Netanyahu’s government has indicated that the halt in fighting cannot last more than 10 days
Truce for a few more days, then Israel’s attack resumed, this time concentrated in southern Gaza. This is the scenario outlined by the Washington Post for the future of the Jewish State’s military operation in the Palestinian enclave, launched in response to the October 7 massacre by Hamas.
According to the conservative American newspaper, the days following the truce that came into force last Friday were “bright” compared to weeks of “desolation” and deaths. Civilians stranded in Gaza began to receive aid, more than 90 hostages held by Hamas were released, and in return Israel freed over 200 Palestinians, many of whom were held in prison without charge. But the apparent improvement in the situation is only the result of what happened before the truce: Gaza has been devastated by thousands of airstrikes and fighting, with more than 13,000 Palestinians dead and 80% of the population displaced. And violence is also breaking out in the West Bank.
The forecasts for the future do not suggest anything positive. Despite appeals from the United Nations and mediating parties, including Qatar, the truce looks set to end soon. The government of Prime Minister Benjamin Netanyahu has indicated that the halt in fighting cannot last more than 10 days, i.e. no later than this weekend. After that, Israel is determined to resume the war since its primary objective – the destruction of Hamas – has not yet been achieved.
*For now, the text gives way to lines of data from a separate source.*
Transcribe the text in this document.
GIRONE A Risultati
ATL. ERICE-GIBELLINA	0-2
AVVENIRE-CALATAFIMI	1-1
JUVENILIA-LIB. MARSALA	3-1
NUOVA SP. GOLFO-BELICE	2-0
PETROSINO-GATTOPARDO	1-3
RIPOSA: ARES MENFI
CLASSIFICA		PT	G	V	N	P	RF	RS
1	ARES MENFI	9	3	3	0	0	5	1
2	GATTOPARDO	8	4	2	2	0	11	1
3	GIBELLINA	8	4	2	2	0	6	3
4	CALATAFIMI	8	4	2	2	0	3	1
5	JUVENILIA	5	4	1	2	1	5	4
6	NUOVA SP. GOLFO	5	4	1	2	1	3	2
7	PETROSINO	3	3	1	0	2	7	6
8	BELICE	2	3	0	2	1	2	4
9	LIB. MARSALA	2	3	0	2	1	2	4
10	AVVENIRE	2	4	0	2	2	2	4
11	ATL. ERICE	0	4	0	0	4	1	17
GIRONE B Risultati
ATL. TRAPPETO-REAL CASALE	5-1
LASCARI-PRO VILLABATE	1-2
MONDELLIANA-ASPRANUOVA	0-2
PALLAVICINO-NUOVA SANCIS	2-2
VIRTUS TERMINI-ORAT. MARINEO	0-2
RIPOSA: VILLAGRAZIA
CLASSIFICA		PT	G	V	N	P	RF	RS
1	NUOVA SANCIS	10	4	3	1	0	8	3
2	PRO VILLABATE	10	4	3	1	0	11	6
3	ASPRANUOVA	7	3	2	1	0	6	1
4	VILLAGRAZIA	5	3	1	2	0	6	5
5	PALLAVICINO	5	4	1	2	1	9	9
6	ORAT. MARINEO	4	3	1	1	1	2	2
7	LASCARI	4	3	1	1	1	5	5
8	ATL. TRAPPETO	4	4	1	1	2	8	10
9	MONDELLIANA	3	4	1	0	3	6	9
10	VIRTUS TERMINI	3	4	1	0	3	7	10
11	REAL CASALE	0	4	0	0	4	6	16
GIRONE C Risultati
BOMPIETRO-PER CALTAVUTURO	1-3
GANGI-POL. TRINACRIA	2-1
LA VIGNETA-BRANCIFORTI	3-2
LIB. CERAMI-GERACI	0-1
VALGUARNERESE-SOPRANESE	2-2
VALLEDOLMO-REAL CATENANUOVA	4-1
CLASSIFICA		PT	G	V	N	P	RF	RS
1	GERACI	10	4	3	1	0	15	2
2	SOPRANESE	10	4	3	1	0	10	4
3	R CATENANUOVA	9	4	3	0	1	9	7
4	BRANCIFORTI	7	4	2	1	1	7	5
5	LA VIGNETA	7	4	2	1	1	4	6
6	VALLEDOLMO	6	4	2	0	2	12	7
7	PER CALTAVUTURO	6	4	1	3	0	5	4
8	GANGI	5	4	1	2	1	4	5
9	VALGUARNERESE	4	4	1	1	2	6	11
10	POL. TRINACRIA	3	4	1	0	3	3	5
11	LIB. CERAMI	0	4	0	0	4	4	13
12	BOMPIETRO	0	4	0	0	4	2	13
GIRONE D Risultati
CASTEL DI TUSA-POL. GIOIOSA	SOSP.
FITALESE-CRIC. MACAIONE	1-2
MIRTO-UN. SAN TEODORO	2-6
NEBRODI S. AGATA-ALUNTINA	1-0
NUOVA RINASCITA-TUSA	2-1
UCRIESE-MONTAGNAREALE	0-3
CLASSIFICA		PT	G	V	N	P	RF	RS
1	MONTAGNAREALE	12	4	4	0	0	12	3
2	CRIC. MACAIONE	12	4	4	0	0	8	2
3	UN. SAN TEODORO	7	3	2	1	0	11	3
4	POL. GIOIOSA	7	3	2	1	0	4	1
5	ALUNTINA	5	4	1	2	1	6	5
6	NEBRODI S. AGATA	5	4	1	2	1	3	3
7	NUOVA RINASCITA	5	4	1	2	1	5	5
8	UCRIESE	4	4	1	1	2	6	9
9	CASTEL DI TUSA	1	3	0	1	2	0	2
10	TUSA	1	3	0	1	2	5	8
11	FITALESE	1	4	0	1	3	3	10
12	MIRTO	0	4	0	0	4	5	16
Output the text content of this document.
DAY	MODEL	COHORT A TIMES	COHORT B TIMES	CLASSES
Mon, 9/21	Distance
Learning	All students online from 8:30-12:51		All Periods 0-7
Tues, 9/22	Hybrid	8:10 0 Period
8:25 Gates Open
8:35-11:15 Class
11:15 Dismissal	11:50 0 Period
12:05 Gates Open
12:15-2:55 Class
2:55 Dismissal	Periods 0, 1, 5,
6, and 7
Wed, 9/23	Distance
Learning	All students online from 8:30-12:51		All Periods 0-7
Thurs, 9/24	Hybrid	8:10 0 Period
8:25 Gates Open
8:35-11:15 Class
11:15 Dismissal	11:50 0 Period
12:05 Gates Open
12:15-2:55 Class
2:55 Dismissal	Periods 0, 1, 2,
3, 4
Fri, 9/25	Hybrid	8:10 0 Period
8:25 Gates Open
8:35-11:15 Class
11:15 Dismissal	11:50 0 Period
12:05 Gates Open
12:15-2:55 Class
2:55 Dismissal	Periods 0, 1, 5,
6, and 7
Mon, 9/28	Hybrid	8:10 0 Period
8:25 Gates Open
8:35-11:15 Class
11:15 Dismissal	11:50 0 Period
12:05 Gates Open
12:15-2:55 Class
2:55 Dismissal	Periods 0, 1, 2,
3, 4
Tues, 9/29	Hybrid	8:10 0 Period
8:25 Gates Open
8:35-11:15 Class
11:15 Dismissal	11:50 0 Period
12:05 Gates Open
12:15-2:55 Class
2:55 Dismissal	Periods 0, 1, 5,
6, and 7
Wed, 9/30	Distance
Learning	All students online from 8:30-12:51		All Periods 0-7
Yesterday the head of the Israeli army, Herzi Halevi, declared that he had approved the battle plan for the next few days. “We know what needs to be done and we are ready for the next step,” he said. It’s unclear what exactly this plan entails, but the only route for Israeli forces appears to be south, the Washington Post highlights, noting that Israeli officials believe many Hamas leaders have fled to this area from Gaza City and the north. Not surprisingly, before the pause began, Israel had begun dropping leaflets near Khan Younis, a city in the south of the Strip, asking the population to move west.
The resumption of the military operation inevitably brings with it fears, including those of the United States, that another massacre of civilians could occur. An estimated two million Palestinians and a large percentage of displaced people are in the southern part of Gaza, many of whom have already heeded earlier Israeli warnings to leave the densely populated northern area.
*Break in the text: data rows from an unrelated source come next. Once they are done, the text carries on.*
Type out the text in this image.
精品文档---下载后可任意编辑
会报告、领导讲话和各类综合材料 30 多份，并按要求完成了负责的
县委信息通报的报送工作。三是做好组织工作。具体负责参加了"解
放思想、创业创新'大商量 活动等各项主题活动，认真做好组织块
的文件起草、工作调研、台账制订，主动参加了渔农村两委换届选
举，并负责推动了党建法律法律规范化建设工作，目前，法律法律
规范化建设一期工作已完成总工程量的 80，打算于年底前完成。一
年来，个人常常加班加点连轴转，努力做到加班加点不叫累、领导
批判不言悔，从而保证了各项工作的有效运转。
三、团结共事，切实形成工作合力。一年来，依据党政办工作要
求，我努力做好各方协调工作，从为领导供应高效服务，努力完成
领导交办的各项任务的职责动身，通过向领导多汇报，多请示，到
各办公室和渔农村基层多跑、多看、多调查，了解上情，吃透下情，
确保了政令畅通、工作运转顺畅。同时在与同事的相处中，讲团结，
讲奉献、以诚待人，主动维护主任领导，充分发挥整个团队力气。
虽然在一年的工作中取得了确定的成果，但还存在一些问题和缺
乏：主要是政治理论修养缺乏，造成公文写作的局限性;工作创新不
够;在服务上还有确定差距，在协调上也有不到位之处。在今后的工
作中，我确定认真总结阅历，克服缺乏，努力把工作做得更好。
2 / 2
Privately, according to the Washington Post, the Biden Administration has begun to warn the Israelis about the need to reduce civilian casualties as much as possible. “They can’t do in the south what they did in the north,” a senior official said. The United States is calling for strict operational limits on where operations can take place and the protection of hospitals and UN facilities. And while Washington continues to work for an extension of the truce, Netanyahu is under pressure at home in the opposite direction.
“Stopping the war = shattering the government,” far-right figure Itamar Ben Gvir, who serves as national security minister in the fragile governing coalition, said on Tuesday. Not long after, Netanyahu said that “there is no situation in which we don’t go back to fighting until the end.” It’s not hard to understand why Israeli authorities bristle at the idea of a prolonged ceasefire. If the most significant purpose of this conflict is to destroy Hamas, that task is not complete: Hamas clearly has not been destroyed if it still holds hostages and is able to negotiate their release.
Israel also has to deal with the enormous economic cost of the conflict, given the number of people who now work in the army rather than in the economy: the Central Bank predicts that the war with Hamas will cost $53 billion between 2023 and 2025, with a 3% hit on GDP.
Some say the price is worth paying. “The costs of war are short-term compared to the long-term benefits resulting from people returning to a safe life,” an Israeli official told David Ignatius last weekend. Yet, with so much uncertainty about the next round of fighting and no firm plan for what will happen in Gaza once the conflict ends, it may not be such a simple calculation.